A few minutes ago youngest son presented a wad of toilet paper. “Hey Mom, does this look like a black widow?” Before I could say “pretty sure it was before you squashed it to smithereens”, youngest son apologetically explained his act of arachnid annihilation. “Sitting on the toilet when it ran towards me, squashed it before I had time to think”. Trust me it wasn’t after you, went unspoken. Youngest son knew how I felt about killing spiders.

giphy (72)

Spider bites are extremely rare, truth is they want nothing to do with us. Spiders exist to control insect populations. House spiders control flies, snag mosquitoes, sideline beetles and trounce moths. Garden spiders feast on aphids ,control grubs and beetles, dissuade spider mites and crop destroying grasshoppers. But for spiders, ours would be a unrecognizable world. Like it or not, spiders matter.

It’s no secret I have a thing for spiders. Truth be told, the first thing I did after youngest son dispatched bathroom widow was check on kitchen widow. The sight of kitchen window widow’s shellacked body eased regret over bathroom widow’s demise. Well behaved spiders are welcome in my house, uppity ones are caught and released.

Catch and release contradicts human nature. Instinct commands our imperative to eradicate arachnid invaders. I get it, house spiders terrify most people. That said, next time a spider surprises you on the toilet, muster the fortitude to catch and release. All it takes is a glass and sheet of paper. Spiders aren’t after us, they mean us no harm. Trust me, catch and release feels great.



11 thoughts on “Catch And Release

  1. Arachnid, spin your web! or whatever you do to keep us anonymously safe from other pests–one caveat: the brown traveler spider will bite you if you stick your hand too far into the under the sink cabinet–still it might be worth the lesson to leave well enough alone. There’s a reason small dark hard to reach, out of mind places are made–to be forgotten until it comes time to sell the house. Smiles>KB

  2. Most animals fall into this category. I have dived with tiger sharks that my dive buddy daughter thought were very big at a meter away… Traveled through crocodile invested rivers in northern Queensland (Oz), shared tall grass with lethal brown snakes. The deal seems to be: if you respect my space, I will respect yours. Enjoy your day.
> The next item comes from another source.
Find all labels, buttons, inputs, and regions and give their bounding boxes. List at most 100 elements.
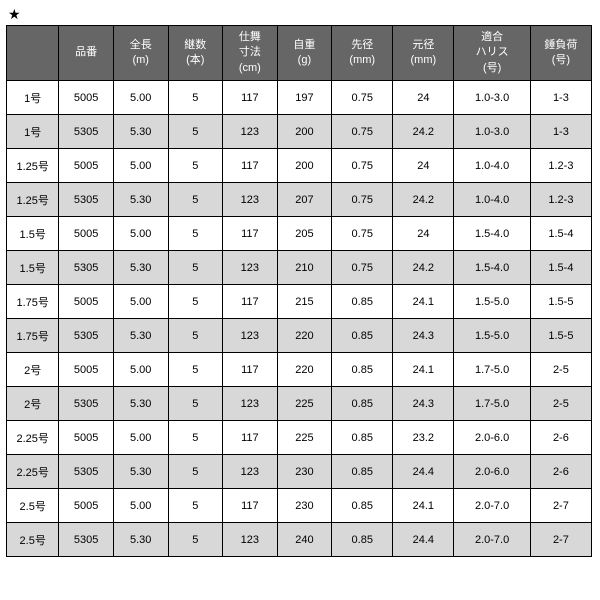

    But my biggest brushes with danger have always been with a single species. Humans. Weaponized adrenaline loaded skinheads, drunk drivers, knife wielding gangs.
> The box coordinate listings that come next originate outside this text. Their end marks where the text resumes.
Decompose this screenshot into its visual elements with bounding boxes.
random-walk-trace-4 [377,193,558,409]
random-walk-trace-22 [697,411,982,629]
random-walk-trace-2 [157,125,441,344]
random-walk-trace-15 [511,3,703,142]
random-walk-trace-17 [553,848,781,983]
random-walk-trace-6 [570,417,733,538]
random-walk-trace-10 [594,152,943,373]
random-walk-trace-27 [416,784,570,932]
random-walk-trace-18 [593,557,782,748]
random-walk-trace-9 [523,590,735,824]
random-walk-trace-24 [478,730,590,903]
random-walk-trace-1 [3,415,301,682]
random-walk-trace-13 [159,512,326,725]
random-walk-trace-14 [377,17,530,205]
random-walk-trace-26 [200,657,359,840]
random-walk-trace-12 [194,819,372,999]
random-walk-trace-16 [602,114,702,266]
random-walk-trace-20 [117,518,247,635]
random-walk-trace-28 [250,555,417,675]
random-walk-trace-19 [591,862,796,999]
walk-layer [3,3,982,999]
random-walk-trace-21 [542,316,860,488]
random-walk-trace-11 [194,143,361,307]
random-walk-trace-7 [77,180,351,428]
    At least spiders are rational.

  3. Reflex:

    “Hi, there— SQUELCH—little eight-legged ex-fellow creature…”

    (and who can argue with a reflex, huh?)
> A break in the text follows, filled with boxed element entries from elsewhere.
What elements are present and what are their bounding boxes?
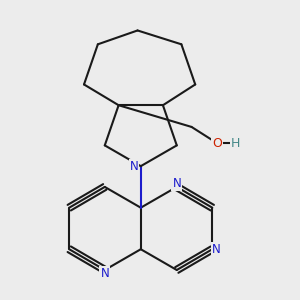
Text: N: N xyxy=(130,160,138,173)
Text: H: H xyxy=(231,136,240,150)
Text: N: N xyxy=(100,267,109,280)
Text: O: O xyxy=(212,136,222,150)
Text: N: N xyxy=(172,177,181,190)
Text: N: N xyxy=(212,243,220,256)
  4. I have left a small Black Widow alone to do its work… besides, it lived behind a door frame, coming out only at night for it’s meals, so difficult to catch anyway. Granted, there were no children present, but once one knows the location of something potentially dangerous, it is easier to avoid contact.

    Now, Red European Centipedes are more challenging. They deliver a nasty poisonous bite and can move at alarming speeds. They also like to be in cosy places like your home! So far, I haven’t had to kill one. I hope that day never comes.

    I once walked up to a small green tree snake to admire its beauty as it eyed me from its position in a small bush. Little did I know the capacity of its venom and I regretted telling the hotel owners of my interesting sighting. They dispatched a team of hunters to go and find the poor creature which was then horrifically killed in a great spectacle. I have since learned not to tell others about my sightings of wildlife. 😢

  5. There must be something special about you that you seem to attract so many widows. Or your house. In all the time we spent RV’ing and living in houses here in the Great State of Wisconsin we have never had an infestation much less long-term resident spides of ANY species much less widows. Just consider yourselves blessed is all I can think of to say. :-\

  6. I totally agree with you. I consider my spiders as house pets and they have free range. When their webs turn to cobwebs, then they get brushed or vacuumed. A man friend once killed a spider running across the floor as we were watching a movie. Poor guy got a serious tongue lashing, and he thought he’d done me a favour with his macho bravery and all. OK, we’re still friends but he’s got to share the room with “my” spiders. Thanks for the reminder of how much good spiders do for us and our world.